SIGNALP results file
The SIGNALP algorithm is available through http://www.cbs.dtu.dk/services/SignalP/. You have to run either one by one or batch, all the proteome and provide a single file with the results following the typical SIGNALP format:
>DUT_CHLTR
SignalP-NN result:
>DUT_CHLTR length = 70
# Measure Position Value Cutoff signal peptide?
max. C 18 0.367 0.50 NO
max. Y 18 0.113 0.32 NO
max. S 4 0.433 0.90 NO
mean S 1-17 0.184 0.44 NO
SignalP-HMM result:
>DUT_CHLTR
Prediction: Non-secretory protein
Signal peptide probability: 0.015
Max cleavage site probability: 0.009 between pos. 23 and 24
>EFG_CHLTR
SignalP-NN result:
>EFG_CHLTR length = 70
# Measure Position Value Cutoff signal peptide?
max. C 41 0.105 0.50 NO
max. Y 41 0.083 0.32 NO
max. S 70 0.286 0.90 NO
mean S 1-40 0.084 0.44 NO
SignalP-HMM result:
>EFG_CHLTR
Prediction: Non-secretory protein
Signal peptide probability: 0.000
Max cleavage site probability: 0.000 between pos. -1 and 0
Inserting the above files in GeneViTo
The input of all file is done through this interface:
1. Selecting Essential files
From the menu File you choose the option Prepare Genome and the above interface appears.

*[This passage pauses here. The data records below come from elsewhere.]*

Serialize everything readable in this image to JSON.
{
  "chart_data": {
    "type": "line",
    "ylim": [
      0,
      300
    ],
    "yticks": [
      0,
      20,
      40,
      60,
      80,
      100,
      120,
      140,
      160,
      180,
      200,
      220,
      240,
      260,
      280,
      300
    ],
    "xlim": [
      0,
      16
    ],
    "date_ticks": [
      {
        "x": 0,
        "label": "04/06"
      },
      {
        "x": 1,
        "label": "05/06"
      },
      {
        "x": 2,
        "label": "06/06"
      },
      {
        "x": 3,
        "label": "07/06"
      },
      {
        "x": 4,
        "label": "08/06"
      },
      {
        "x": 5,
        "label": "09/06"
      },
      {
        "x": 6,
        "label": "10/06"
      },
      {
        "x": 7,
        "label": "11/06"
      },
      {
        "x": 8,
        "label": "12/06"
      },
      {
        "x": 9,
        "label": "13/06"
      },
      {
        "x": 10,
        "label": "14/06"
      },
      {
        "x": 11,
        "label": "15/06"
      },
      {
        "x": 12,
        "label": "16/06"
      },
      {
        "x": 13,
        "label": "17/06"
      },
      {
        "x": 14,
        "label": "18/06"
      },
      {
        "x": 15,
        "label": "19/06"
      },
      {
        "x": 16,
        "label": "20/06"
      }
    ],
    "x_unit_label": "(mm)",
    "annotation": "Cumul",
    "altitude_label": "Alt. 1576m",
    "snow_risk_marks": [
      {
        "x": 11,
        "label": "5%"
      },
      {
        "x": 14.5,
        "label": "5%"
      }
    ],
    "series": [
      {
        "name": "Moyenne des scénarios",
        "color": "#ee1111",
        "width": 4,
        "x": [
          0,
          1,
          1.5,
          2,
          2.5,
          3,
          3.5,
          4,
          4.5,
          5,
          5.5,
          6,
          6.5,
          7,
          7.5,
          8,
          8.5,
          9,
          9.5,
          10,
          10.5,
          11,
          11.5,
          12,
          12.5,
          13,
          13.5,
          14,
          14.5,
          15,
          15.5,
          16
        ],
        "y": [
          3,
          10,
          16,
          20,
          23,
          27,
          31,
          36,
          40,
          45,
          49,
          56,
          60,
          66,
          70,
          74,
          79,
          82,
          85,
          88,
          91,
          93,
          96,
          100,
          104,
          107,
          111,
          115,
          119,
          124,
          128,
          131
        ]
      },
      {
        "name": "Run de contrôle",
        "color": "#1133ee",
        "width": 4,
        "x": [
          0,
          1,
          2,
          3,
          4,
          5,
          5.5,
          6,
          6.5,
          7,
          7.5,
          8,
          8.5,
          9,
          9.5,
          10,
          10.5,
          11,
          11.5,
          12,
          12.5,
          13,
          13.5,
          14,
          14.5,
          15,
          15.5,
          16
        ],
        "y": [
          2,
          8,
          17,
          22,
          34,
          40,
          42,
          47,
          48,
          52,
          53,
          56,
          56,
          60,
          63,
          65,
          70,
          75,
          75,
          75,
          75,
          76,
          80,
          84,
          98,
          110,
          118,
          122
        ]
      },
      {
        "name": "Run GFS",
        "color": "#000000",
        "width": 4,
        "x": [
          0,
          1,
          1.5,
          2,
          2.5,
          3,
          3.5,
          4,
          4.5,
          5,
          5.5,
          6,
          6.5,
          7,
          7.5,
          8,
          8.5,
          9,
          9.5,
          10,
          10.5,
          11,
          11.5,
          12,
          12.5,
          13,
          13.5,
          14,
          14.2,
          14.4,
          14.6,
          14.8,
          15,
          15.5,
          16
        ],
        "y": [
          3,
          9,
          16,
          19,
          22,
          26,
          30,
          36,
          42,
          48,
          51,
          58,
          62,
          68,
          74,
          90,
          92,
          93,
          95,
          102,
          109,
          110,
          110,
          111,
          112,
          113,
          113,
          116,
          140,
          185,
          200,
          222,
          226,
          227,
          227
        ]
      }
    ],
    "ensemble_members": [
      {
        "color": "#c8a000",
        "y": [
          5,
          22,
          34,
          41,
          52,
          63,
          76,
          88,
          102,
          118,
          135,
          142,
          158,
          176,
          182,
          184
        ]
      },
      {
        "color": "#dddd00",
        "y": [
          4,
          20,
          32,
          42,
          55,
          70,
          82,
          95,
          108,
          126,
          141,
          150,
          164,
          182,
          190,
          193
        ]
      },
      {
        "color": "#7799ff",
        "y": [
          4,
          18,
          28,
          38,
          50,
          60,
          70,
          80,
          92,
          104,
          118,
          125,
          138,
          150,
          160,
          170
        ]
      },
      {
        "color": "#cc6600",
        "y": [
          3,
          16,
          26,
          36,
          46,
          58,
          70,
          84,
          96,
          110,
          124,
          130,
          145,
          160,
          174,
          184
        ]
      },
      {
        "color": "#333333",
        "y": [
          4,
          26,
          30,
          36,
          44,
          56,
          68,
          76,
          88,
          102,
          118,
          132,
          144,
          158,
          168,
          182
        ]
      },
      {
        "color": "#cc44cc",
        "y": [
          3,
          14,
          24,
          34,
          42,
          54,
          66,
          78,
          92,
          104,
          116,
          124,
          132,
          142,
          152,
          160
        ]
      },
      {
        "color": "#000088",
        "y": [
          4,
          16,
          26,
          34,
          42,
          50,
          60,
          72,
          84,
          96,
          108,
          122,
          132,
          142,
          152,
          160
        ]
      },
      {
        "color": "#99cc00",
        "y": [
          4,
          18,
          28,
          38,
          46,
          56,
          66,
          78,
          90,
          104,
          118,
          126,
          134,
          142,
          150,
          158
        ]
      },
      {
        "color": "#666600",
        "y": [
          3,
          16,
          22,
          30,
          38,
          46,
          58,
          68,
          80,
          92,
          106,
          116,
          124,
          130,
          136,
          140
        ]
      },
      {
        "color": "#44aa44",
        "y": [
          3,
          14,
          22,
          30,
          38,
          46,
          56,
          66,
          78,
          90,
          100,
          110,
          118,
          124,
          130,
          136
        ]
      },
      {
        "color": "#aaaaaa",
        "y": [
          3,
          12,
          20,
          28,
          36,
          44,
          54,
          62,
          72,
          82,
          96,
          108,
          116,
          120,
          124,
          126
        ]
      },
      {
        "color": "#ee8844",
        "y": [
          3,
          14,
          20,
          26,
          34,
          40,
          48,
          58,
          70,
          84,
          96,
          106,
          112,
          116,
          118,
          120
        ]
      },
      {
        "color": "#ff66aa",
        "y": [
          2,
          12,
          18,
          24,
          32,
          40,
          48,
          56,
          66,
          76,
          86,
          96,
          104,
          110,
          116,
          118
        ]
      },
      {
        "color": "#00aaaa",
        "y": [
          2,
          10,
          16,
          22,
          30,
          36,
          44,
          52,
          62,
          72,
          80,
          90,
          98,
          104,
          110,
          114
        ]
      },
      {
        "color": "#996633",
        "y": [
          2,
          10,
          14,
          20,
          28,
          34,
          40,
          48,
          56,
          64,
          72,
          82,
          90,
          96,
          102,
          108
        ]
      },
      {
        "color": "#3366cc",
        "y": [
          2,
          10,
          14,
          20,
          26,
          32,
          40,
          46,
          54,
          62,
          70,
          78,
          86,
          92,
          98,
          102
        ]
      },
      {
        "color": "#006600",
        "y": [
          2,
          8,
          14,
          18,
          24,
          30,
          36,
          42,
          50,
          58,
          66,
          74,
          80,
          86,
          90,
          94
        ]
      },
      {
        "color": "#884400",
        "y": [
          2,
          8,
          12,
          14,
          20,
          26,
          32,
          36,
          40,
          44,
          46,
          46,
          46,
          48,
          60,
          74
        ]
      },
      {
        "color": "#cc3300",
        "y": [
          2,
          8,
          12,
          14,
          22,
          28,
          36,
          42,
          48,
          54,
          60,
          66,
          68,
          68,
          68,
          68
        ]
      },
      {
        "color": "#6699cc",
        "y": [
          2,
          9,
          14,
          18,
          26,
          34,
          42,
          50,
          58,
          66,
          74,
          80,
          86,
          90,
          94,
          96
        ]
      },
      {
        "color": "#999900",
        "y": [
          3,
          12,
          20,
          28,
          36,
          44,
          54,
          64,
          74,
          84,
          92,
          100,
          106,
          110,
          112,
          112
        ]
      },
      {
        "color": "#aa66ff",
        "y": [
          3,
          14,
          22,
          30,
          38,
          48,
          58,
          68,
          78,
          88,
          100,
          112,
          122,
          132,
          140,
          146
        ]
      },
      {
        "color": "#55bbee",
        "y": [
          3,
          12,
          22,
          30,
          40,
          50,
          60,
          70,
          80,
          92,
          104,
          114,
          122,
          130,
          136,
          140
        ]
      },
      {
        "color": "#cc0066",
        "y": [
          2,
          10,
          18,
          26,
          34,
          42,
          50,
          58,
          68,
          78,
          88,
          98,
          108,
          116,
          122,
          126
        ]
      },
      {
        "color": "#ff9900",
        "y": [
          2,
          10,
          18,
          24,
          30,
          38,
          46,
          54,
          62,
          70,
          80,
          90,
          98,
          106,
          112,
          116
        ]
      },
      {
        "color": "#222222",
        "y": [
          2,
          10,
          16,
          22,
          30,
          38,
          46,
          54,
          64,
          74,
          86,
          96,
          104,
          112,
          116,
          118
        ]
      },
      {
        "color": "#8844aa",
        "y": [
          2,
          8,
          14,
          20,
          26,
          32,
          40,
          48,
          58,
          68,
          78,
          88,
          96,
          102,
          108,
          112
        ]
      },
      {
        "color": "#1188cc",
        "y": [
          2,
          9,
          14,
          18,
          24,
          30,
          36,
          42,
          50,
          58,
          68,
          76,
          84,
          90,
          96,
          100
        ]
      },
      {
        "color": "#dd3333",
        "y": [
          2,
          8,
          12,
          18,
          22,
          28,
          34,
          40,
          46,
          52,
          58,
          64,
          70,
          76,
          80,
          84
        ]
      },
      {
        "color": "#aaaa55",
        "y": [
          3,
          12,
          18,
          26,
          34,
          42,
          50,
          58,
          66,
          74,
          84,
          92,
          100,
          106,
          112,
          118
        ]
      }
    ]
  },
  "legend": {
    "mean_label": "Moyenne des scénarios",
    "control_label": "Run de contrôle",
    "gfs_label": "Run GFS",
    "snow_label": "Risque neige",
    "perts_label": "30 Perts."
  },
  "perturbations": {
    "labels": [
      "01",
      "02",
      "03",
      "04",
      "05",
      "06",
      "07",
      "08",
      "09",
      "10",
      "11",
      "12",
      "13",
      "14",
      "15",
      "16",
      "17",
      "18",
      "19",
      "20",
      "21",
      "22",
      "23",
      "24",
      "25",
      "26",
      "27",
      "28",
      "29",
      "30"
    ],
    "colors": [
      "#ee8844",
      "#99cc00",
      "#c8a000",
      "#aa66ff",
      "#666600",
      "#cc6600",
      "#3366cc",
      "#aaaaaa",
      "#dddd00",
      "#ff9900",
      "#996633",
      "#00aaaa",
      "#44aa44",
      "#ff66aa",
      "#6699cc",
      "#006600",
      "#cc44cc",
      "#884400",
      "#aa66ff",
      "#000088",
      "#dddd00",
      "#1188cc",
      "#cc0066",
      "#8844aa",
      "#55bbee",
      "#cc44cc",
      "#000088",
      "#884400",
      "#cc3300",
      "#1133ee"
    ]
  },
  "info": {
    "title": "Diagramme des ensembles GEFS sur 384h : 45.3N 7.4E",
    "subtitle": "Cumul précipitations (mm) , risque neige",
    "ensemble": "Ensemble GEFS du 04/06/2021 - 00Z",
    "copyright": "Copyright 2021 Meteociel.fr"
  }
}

If you click Prepare Genome without selecting no other feature, you will be prompted to insert through File Choosers the Essential Files mentioned at the beginning of this document. These files (.ptt, .ffn, .fna, proteome in SWISSPROT files) are obligatory for the genome to be prepared. In this procedure you will be prompted to provide a name for the project you are preparing, along with the Destination of the Directory that will be created.
This procedure is standard and will take place each time you prepare a genome, regardless the Additional input files choices you have made.
2. Selecting Additional files
According to the data you have at hand (which additional files did you gather following the procedure mentioned above?), you have to select the relative cyan toggle buttons, and then enter the corresponding files, through File Choosers. Afterwards, you have to push the Prepare Genome button, enter the Essential files and wait for your genome to be prepared.
In this last picture you can see the procedure of locating a file through a File Chooser.